Golden Girls, Part 2?
Ben Smith couldn't afford to give in to sentiment when he picked the 25 members of the U.S. women's national hockey team.
"The game is picking up in speed, strength and puck control, and those are the areas we were trying to address and improve," said Smith, who coached the U.S. to gold at Nagano in the first women's Olympic tournament. "The game is moving forward, and we can't stand still."
Progress, however, can be painful. Smith learned that during the national team festival last week in Lake Placid, N.Y., when he cut 1998 veterans Vicki Movsessian and Alana Blahoski to make room for teenage sensations Julie Chu, Lyndsay Wall, Natalie Darwitz and Krissy Wendell.
"Alana has been with every team I've ever coached with the women's program. That was gut-wrenching," said Smith, who will make five more cuts in December to reach the Salt Lake City roster limit. "But it's different this time around than it was last time. We have to be malleable and evolving."

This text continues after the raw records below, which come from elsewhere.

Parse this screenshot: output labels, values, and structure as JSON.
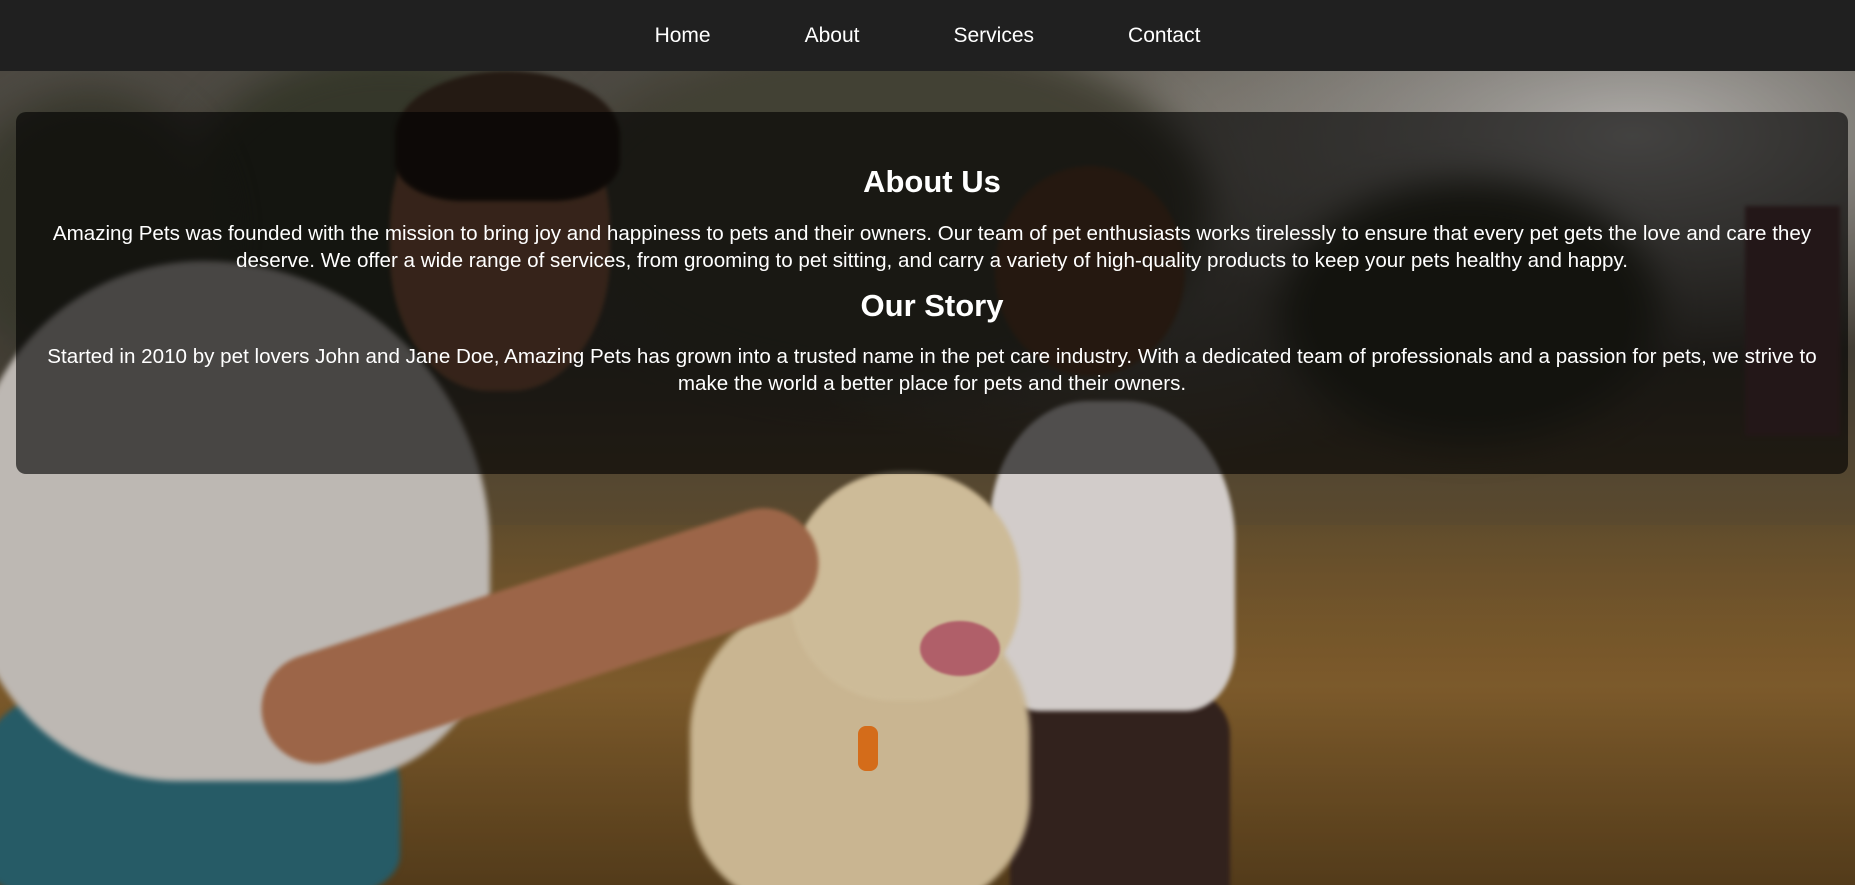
{
  "nav": {
    "items": [
      {
        "label": "Home"
      },
      {
        "label": "About"
      },
      {
        "label": "Services"
      },
      {
        "label": "Contact"
      }
    ]
  },
  "hero": {
    "image": "man-dog-child-park-photo"
  },
  "about": {
    "heading": "About Us",
    "body": "Amazing Pets was founded with the mission to bring joy and happiness to pets and their owners. Our team of pet enthusiasts works tirelessly to ensure that every pet gets the love and care they deserve. We offer a wide range of services, from grooming to pet sitting, and carry a variety of high-quality products to keep your pets healthy and happy."
  },
  "story": {
    "heading": "Our Story",
    "body": "Started in 2010 by pet lovers John and Jane Doe, Amazing Pets has grown into a trusted name in the pet care industry. With a dedicated team of professionals and a passion for pets, we strive to make the world a better place for pets and their owners."
  },
  "colors": {
    "nav_bg": "#202020",
    "nav_text": "#ffffff",
    "panel_bg": "rgba(0,0,0,0.62)",
    "panel_text": "#ffffff"
  }
}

That evolution continues next week in Beijing, where the U.S. women open their pre-Olympic tour with four games against China and Russia. It's an earlier start than Smith wanted, but he agreed after China agreed to play four games in the U.S. in January.
Canada and the U.S. are the overwhelming favorites for gold at Salt Lake City, but Smith isn't assuming anything.

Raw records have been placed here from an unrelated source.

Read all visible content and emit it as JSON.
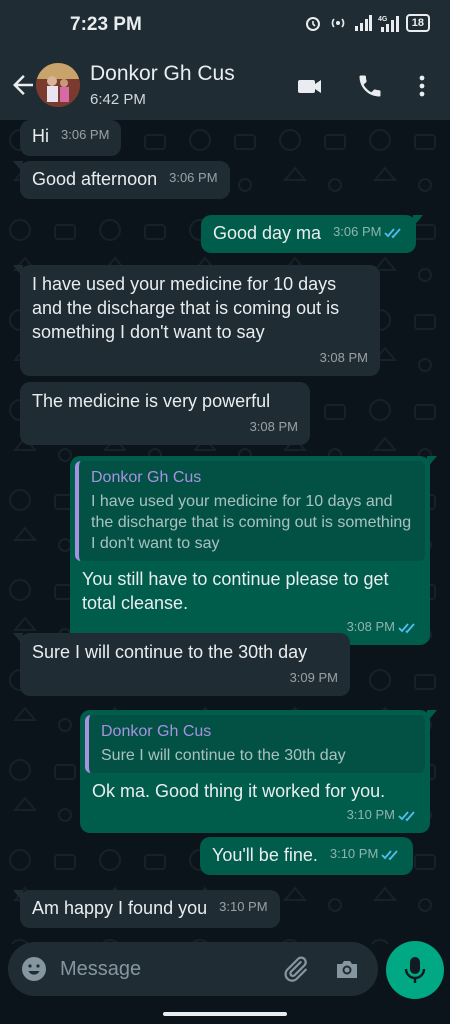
{
  "status": {
    "time": "7:23 PM",
    "battery": "18"
  },
  "header": {
    "name": "Donkor Gh Cus",
    "subtitle": "6:42 PM"
  },
  "messages": [
    {
      "text": "Hi",
      "time": "3:06 PM"
    },
    {
      "text": "Good afternoon",
      "time": "3:06 PM"
    },
    {
      "text": "Good day ma",
      "time": "3:06 PM"
    },
    {
      "text": "I have used your medicine for 10 days and the discharge that is coming out is something I don't want to say",
      "time": "3:08 PM"
    },
    {
      "text": "The medicine is very powerful",
      "time": "3:08 PM"
    },
    {
      "quote_name": "Donkor Gh Cus",
      "quote_text": "I have used your medicine for 10 days and the discharge that is coming out is something I don't want to say",
      "text": "You still have to continue please to get total cleanse.",
      "time": "3:08 PM"
    },
    {
      "text": "Sure I will continue to the 30th day",
      "time": "3:09 PM"
    },
    {
      "quote_name": "Donkor Gh Cus",
      "quote_text": "Sure I will continue to the 30th day",
      "text": "Ok ma. Good thing it worked for you.",
      "time": "3:10 PM"
    },
    {
      "text": "You'll be fine.",
      "time": "3:10 PM"
    },
    {
      "text": "Am happy I found you",
      "time": "3:10 PM"
    }
  ],
  "composer": {
    "placeholder": "Message"
  },
  "colors": {
    "incoming": "#202c33",
    "outgoing": "#005c4b",
    "accent": "#00a884",
    "quote_name": "#a693e0",
    "tick_read": "#53bdeb"
  },
  "icons": [
    "back-arrow-icon",
    "video-call-icon",
    "phone-icon",
    "more-vert-icon",
    "emoji-icon",
    "attach-icon",
    "camera-icon",
    "mic-icon",
    "double-tick-icon"
  ]
}
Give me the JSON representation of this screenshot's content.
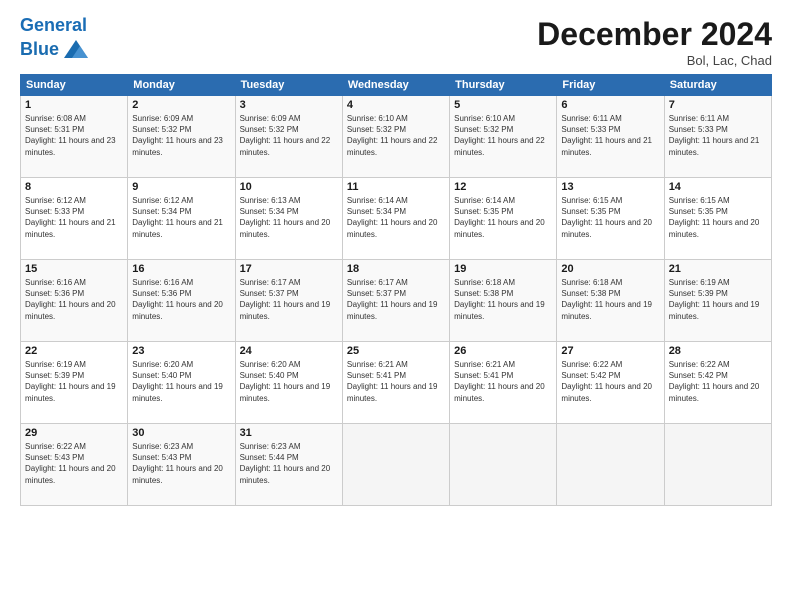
{
  "header": {
    "logo_line1": "General",
    "logo_line2": "Blue",
    "month_title": "December 2024",
    "subtitle": "Bol, Lac, Chad"
  },
  "weekdays": [
    "Sunday",
    "Monday",
    "Tuesday",
    "Wednesday",
    "Thursday",
    "Friday",
    "Saturday"
  ],
  "weeks": [
    [
      {
        "day": "1",
        "sunrise": "6:08 AM",
        "sunset": "5:31 PM",
        "daylight": "11 hours and 23 minutes."
      },
      {
        "day": "2",
        "sunrise": "6:09 AM",
        "sunset": "5:32 PM",
        "daylight": "11 hours and 23 minutes."
      },
      {
        "day": "3",
        "sunrise": "6:09 AM",
        "sunset": "5:32 PM",
        "daylight": "11 hours and 22 minutes."
      },
      {
        "day": "4",
        "sunrise": "6:10 AM",
        "sunset": "5:32 PM",
        "daylight": "11 hours and 22 minutes."
      },
      {
        "day": "5",
        "sunrise": "6:10 AM",
        "sunset": "5:32 PM",
        "daylight": "11 hours and 22 minutes."
      },
      {
        "day": "6",
        "sunrise": "6:11 AM",
        "sunset": "5:33 PM",
        "daylight": "11 hours and 21 minutes."
      },
      {
        "day": "7",
        "sunrise": "6:11 AM",
        "sunset": "5:33 PM",
        "daylight": "11 hours and 21 minutes."
      }
    ],
    [
      {
        "day": "8",
        "sunrise": "6:12 AM",
        "sunset": "5:33 PM",
        "daylight": "11 hours and 21 minutes."
      },
      {
        "day": "9",
        "sunrise": "6:12 AM",
        "sunset": "5:34 PM",
        "daylight": "11 hours and 21 minutes."
      },
      {
        "day": "10",
        "sunrise": "6:13 AM",
        "sunset": "5:34 PM",
        "daylight": "11 hours and 20 minutes."
      },
      {
        "day": "11",
        "sunrise": "6:14 AM",
        "sunset": "5:34 PM",
        "daylight": "11 hours and 20 minutes."
      },
      {
        "day": "12",
        "sunrise": "6:14 AM",
        "sunset": "5:35 PM",
        "daylight": "11 hours and 20 minutes."
      },
      {
        "day": "13",
        "sunrise": "6:15 AM",
        "sunset": "5:35 PM",
        "daylight": "11 hours and 20 minutes."
      },
      {
        "day": "14",
        "sunrise": "6:15 AM",
        "sunset": "5:35 PM",
        "daylight": "11 hours and 20 minutes."
      }
    ],
    [
      {
        "day": "15",
        "sunrise": "6:16 AM",
        "sunset": "5:36 PM",
        "daylight": "11 hours and 20 minutes."
      },
      {
        "day": "16",
        "sunrise": "6:16 AM",
        "sunset": "5:36 PM",
        "daylight": "11 hours and 20 minutes."
      },
      {
        "day": "17",
        "sunrise": "6:17 AM",
        "sunset": "5:37 PM",
        "daylight": "11 hours and 19 minutes."
      },
      {
        "day": "18",
        "sunrise": "6:17 AM",
        "sunset": "5:37 PM",
        "daylight": "11 hours and 19 minutes."
      },
      {
        "day": "19",
        "sunrise": "6:18 AM",
        "sunset": "5:38 PM",
        "daylight": "11 hours and 19 minutes."
      },
      {
        "day": "20",
        "sunrise": "6:18 AM",
        "sunset": "5:38 PM",
        "daylight": "11 hours and 19 minutes."
      },
      {
        "day": "21",
        "sunrise": "6:19 AM",
        "sunset": "5:39 PM",
        "daylight": "11 hours and 19 minutes."
      }
    ],
    [
      {
        "day": "22",
        "sunrise": "6:19 AM",
        "sunset": "5:39 PM",
        "daylight": "11 hours and 19 minutes."
      },
      {
        "day": "23",
        "sunrise": "6:20 AM",
        "sunset": "5:40 PM",
        "daylight": "11 hours and 19 minutes."
      },
      {
        "day": "24",
        "sunrise": "6:20 AM",
        "sunset": "5:40 PM",
        "daylight": "11 hours and 19 minutes."
      },
      {
        "day": "25",
        "sunrise": "6:21 AM",
        "sunset": "5:41 PM",
        "daylight": "11 hours and 19 minutes."
      },
      {
        "day": "26",
        "sunrise": "6:21 AM",
        "sunset": "5:41 PM",
        "daylight": "11 hours and 20 minutes."
      },
      {
        "day": "27",
        "sunrise": "6:22 AM",
        "sunset": "5:42 PM",
        "daylight": "11 hours and 20 minutes."
      },
      {
        "day": "28",
        "sunrise": "6:22 AM",
        "sunset": "5:42 PM",
        "daylight": "11 hours and 20 minutes."
      }
    ],
    [
      {
        "day": "29",
        "sunrise": "6:22 AM",
        "sunset": "5:43 PM",
        "daylight": "11 hours and 20 minutes."
      },
      {
        "day": "30",
        "sunrise": "6:23 AM",
        "sunset": "5:43 PM",
        "daylight": "11 hours and 20 minutes."
      },
      {
        "day": "31",
        "sunrise": "6:23 AM",
        "sunset": "5:44 PM",
        "daylight": "11 hours and 20 minutes."
      },
      null,
      null,
      null,
      null
    ]
  ],
  "labels": {
    "sunrise_prefix": "Sunrise: ",
    "sunset_prefix": "Sunset: ",
    "daylight_prefix": "Daylight: "
  }
}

"Everybody has to wait and see, but we've taken great pains to come up with a group of 25 that can go after it again," he said.
Here and There
Sprinter Maurice Greene pulled out of a meet in Brussels on Friday, citing soreness in the leg he injured at the World Outdoor Track and Field championships in Edmonton. He still plans to run at the Goodwill Games. So does Inger Miller, who was injured last week in Zurich .... Tim Montgomery won his second consecutive 100 at a Grand Prix meet last week when he was timed in 10.27 seconds at Gateshead, England. He had previously won at Zurich in 9.90 seconds. Bernard Williams won the 200 in the same meets .... Former USC standout Felix Sanchez, who competes for the Dominican Republic, has passed Angelo Taylor for the top world ranking in the 400-meter hurdles. He won the event at Edmonton.
Center Peter Forsberg, who had his spleen removed hours after he helped the Colorado Avalanche defeat the Kings in the second round of the NHL playoffs, was on the ice last week at the Swedish Olympic hockey team's two-day orientation camp near Stockholm. "It was good to come here and see the other guys and talk about how we should play," he said. "I've hardly met [Coach] Hardy Nilsson before."
The men's apparatus finals will be held today in the gymnastics competition at the World University Games in Beijing. The event is considered a warmup for the world championships, to be held in Belgium in October.
Only 166 days until the Salt Lake City Winter Games.